3D point cloud registration ranks among the most fundamental problems in remote sensing, photogrammetry, robotics and geometric computer vision. Due to the limited accuracy of 3D feature matching techniques, outliers may exist, sometimes even in very large numbers, among the correspondences. Since existing robust solvers may encounter high computational cost or restricted robustness, we propose a novel, fast and highly robust solution, named VOCRA (VOting with Cost function and Rotating Averaging), for the point cloud registration problem with extreme outlier rates. Our first contribution is to employ the Tukey's Biweight robust cost to introduce a new voting and correspondence sorting technique, which proves to be rather effective in distinguishing true inliers from outliers even with extreme (99%) outlier rates.

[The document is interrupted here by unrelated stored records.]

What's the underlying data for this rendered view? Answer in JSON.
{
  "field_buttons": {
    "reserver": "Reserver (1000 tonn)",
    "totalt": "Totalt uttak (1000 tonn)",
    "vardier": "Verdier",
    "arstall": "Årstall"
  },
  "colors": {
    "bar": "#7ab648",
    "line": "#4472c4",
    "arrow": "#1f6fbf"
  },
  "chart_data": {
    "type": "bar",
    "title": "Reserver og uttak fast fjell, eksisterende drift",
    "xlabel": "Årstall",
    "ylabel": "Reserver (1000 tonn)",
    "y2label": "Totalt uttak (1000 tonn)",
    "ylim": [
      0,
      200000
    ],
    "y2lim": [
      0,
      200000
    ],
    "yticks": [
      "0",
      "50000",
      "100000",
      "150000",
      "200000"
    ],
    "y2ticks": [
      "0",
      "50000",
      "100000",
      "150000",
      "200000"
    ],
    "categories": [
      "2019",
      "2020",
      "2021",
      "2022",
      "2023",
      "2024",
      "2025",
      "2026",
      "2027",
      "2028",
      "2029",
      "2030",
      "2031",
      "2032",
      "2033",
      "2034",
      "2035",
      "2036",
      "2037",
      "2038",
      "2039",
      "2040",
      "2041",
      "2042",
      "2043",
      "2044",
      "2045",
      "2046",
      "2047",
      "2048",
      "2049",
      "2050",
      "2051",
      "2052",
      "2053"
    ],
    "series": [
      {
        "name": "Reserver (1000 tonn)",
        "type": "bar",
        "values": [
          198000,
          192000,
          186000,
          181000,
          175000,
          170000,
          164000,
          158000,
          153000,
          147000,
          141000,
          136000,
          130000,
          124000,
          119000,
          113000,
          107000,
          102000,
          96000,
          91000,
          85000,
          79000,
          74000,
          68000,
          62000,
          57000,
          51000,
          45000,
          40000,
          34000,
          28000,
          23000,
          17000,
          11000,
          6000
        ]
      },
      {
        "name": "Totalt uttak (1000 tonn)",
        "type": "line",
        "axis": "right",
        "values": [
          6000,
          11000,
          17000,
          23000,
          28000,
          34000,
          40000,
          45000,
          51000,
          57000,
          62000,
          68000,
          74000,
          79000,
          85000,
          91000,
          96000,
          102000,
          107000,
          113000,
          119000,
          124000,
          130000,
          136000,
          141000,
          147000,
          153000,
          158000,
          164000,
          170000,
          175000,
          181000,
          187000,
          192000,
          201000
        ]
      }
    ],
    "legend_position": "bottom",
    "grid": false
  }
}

Our second contribution consists in designing a time-efficient consensus maximization paradigm based on robust rotation averaging, serving to seek inlier candidates among the correspondences. Finally, we apply Graduated Non-Convexity with Tukey's Biweight (GNC-TB) to estimate the correct transformation with the inlier candidates obtained, which is then used to find the complete inlier set. Both standard benchmarking and realistic experiments with application to two real-data problems are conducted, and we show that our solver VOCRA is robust against over 99% outliers and more time-efficient than the state-of-the-art competitors.